韓国のソウルで生まれて、オレゴン州のユージーンで育ち、フィラデルフィアを拠点に活動しているミシェル・ザウナーが、自身のミュージックプロジェクトに「Japanese Breakfast(ジャパニーズ・ブレックファスト)」というおもしろい名前をつけている。

シンガーソングライターであり、最近では作家としても活動している彼女が、なぜこんな名前をつけたのか?

それは彼女のタトゥーを見るとなんとなく理解できるかもしれない。右腕には鉄腕アトムやセーラームーン、左腕にはキューピー(マヨネーズのキャラクター!)とパラッパがいる。そう、彼女は日本のポップカルチャーが好きなのだ。

ミシェルが育ったユージーンという街は、ほとんどが白人だ。アジア系は少ない。だから、自身のルーツである韓国の文化には、あまり触れられない環境だった。彼女が子ども時代を過ごした90年代のアメリカでは、アジアの文化と言えば日本のアニメと香港のカンフー映画。ミシェルもそれらに興味を持ったことは想像に難くない。

さて、ジャパニーズ・ブレックファストは、そのネーミングだけでなく音もユニークだ。

ミシェルはもともとインディーロックバンド、Post Post(ポストポスト)やLittle Big League(リトル・ビッグ・リーグ)のフロントウーマンとして活動していた。ソロプロジェクトであるジャパニーズ・ブレックファストをスタートさせたのは、個人的な感情を音楽にしたかったからだという。

たしかに、最初のアルバム『Psychopomp』は、インディーロックやエモ、パンクといった下敷きにポップなコーラスが乗っかった耳に残る曲調と対照的に、重い歌詞が特徴的だ。
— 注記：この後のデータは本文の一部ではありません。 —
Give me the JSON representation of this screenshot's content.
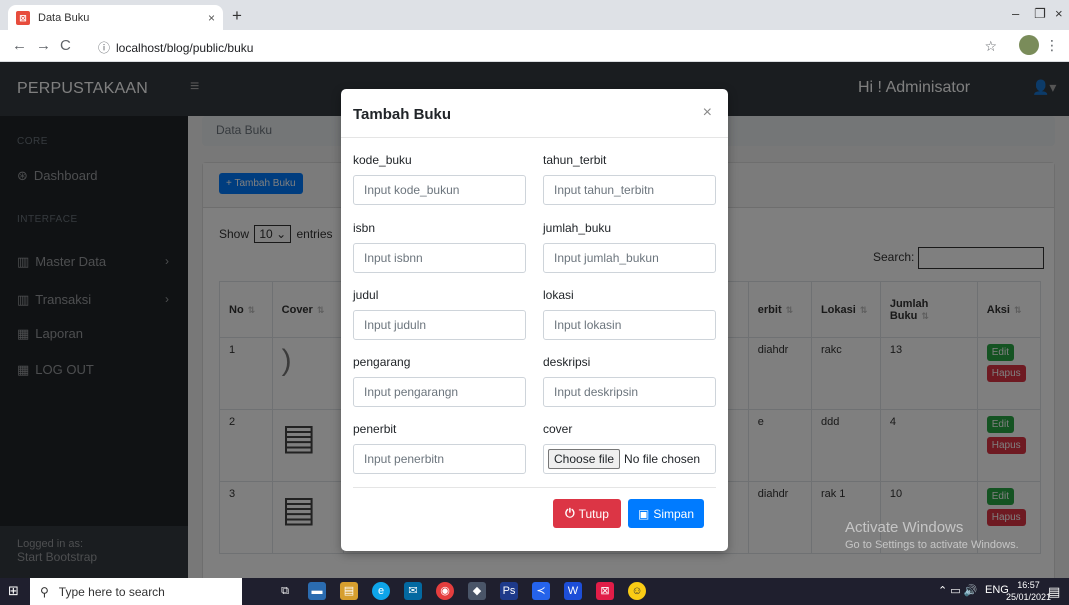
{
  "browser": {
    "tab_title": "Data Buku",
    "tab_close": "×",
    "new_tab": "+",
    "url": "localhost/blog/public/buku",
    "win_min": "–",
    "win_max": "❐",
    "win_close": "×"
  },
  "topnav": {
    "brand": "PERPUSTAKAAN",
    "menu_icon": "≡",
    "greeting": "Hi ! Adminisator",
    "user_icon": "👤▾"
  },
  "sidebar": {
    "heading_core": "CORE",
    "heading_interface": "INTERFACE",
    "items": [
      {
        "icon": "⊛",
        "label": "Dashboard"
      },
      {
        "icon": "▥",
        "label": "Master Data"
      },
      {
        "icon": "▥",
        "label": "Transaksi"
      },
      {
        "icon": "▦",
        "label": "Laporan"
      },
      {
        "icon": "▦",
        "label": "LOG OUT"
      }
    ],
    "chevron": "›",
    "footer_small": "Logged in as:",
    "footer_big": "Start Bootstrap"
  },
  "main": {
    "breadcrumb": "Data Buku",
    "add_button": "+ Tambah Buku",
    "show": "Show",
    "entries_value": "10",
    "entries": "entries",
    "search_label": "Search:",
    "sort_icon": "⇅",
    "columns": [
      "No",
      "Cover",
      "erbit",
      "Lokasi",
      "Jumlah Buku",
      "Aksi"
    ],
    "rows": [
      {
        "no": "1",
        "penerbit": "diahdr",
        "lokasi": "rakc",
        "jumlah": "13"
      },
      {
        "no": "2",
        "penerbit": "e",
        "lokasi": "ddd",
        "jumlah": "4"
      },
      {
        "no": "3",
        "penerbit": "diahdr",
        "lokasi": "rak 1",
        "jumlah": "10"
      }
    ],
    "edit_label": "Edit",
    "hapus_label": "Hapus"
  },
  "modal": {
    "title": "Tambah Buku",
    "close": "×",
    "fields": [
      {
        "label": "kode_buku",
        "placeholder": "Input kode_bukun"
      },
      {
        "label": "tahun_terbit",
        "placeholder": "Input tahun_terbitn"
      },
      {
        "label": "isbn",
        "placeholder": "Input isbnn"
      },
      {
        "label": "jumlah_buku",
        "placeholder": "Input jumlah_bukun"
      },
      {
        "label": "judul",
        "placeholder": "Input juduln"
      },
      {
        "label": "lokasi",
        "placeholder": "Input lokasin"
      },
      {
        "label": "pengarang",
        "placeholder": "Input pengarangn"
      },
      {
        "label": "deskripsi",
        "placeholder": "Input deskripsin"
      },
      {
        "label": "penerbit",
        "placeholder": "Input penerbitn"
      },
      {
        "label": "cover",
        "file_button": "Choose file",
        "file_status": "No file chosen"
      }
    ],
    "btn_tutup": "Tutup",
    "btn_simpan": "Simpan"
  },
  "watermark": {
    "line1": "Activate Windows",
    "line2": "Go to Settings to activate Windows."
  },
  "taskbar": {
    "search_placeholder": "Type here to search",
    "lang": "ENG",
    "time": "16:57",
    "date": "25/01/2021"
  }
}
一方、2ndアルバム『Soft Sounds from Another Planet』は、ミシェル自身のボーカルを中心にドリーミーなポップに仕上がっている。

ただし、ミシェル・ザウナーをその音楽性だけでは語るのはナンセンスだ。シンガーソングライター、コンポーザー、ギタリスト、MVの監督にグッズ制作までを手がけ、デジタルメディアVICEではフード番組にも出演し、『Crying in H-Mart』というエッセイ集の出版予定までがある。